Australian Federal Police (AFP) have charged two Iranian nationals with the alleged importation of approximately 250kg of methamphetamine in multiple consignments last month.
The drugs have an estimated street value of approximately $187-million, according to the AFP.
Male and female arrested by police
A man, 30, and a woman, 26 years, were arrested in Sydney on 8 and 9 January and were denied bail. One of the accused appeared in Sydney Local Court yesterday (Monday), while the other accused is to appear in the Supreme Court of New South Wales tomorrow (Wednesday).
A Victorian Joint Organised Crime Taskforce (JOCTF) investigation was sparked when Australian Border Force (ABF) officers detected about 100kg of methamphetamines concealed within a consignment of kitchen bench tops in December 2020.
The bench tops were sent to Melbourne from Iran and destined for delivery to an address in Endeavour Hills, Victoria.
Warehouse used as a clandestine lab
The consignment was allegedly transported by the syndicate to a warehouse in Lakemba, NSW in early January. Police allege the warehouse was being used as a clandestine laboratory to extract and process the methamphetamine.

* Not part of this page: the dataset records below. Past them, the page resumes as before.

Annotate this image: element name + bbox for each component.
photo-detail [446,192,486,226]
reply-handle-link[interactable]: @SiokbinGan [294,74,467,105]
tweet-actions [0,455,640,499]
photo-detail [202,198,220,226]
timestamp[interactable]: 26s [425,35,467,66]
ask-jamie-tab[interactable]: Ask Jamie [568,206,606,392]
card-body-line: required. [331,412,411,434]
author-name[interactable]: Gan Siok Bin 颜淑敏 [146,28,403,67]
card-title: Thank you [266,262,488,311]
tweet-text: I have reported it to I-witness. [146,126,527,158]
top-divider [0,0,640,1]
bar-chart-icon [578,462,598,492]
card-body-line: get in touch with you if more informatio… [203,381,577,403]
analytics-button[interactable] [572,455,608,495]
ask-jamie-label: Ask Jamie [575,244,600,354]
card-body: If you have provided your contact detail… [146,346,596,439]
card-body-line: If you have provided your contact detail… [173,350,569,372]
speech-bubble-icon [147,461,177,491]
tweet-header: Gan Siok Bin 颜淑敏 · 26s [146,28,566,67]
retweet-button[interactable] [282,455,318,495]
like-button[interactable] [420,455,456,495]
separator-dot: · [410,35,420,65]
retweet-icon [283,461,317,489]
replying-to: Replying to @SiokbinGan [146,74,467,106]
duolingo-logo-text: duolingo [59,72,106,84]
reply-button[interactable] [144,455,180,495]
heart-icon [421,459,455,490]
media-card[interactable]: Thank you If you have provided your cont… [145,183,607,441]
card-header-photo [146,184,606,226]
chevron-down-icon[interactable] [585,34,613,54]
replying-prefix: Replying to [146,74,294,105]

Further investigation identified multiple importations allegedly linked to this syndicate, including two consignment containing approximately 60kg of methamphetamine, arriving into Melbourne and Sydney, and one consignment of chandeliers which arrived into Sydney containing approximately 30kg of methamphetamine.
The AFP executed search warrants at a warehouse in Lakemba and residences in Blacktown, Merrylands and Doonside on 8 and 9 January 2021, where officers arrested the man and woman.
Maximum penalty of life imprisonment
They have been charged with importing a commercial quantity of border controlled drugs, namely methamphetamine, contrary to section 307.1 of the Criminal Code Act 1995.
This offence carries a maximum penalty of life imprisonment.
Further arrests in relation to the investigation are expected, the AFP said in a media statement.
Flow-on effects of organised crime are real
“Australians are among the highest per capita users of methamphetamines and that means we have to be ever-vigilant for syndicates that seek to exploit this devastating drug to line their own pockets,” Acting Commander Geoff Turner of the AFP said.
The flow-on effects from the actions of organised crime in our community are real. This investigation uncovered a potentially dangerous clandestine laboratory operating in a Sydney suburb, which we have now shut down.
“The AFP and its partners are working hard to protect the Australian community by outsmarting organised crime. These arrests show it does not matter when or where criminals operate; they will find themselves the subject of our investigations if they seek to import and traffic in illegal drugs.”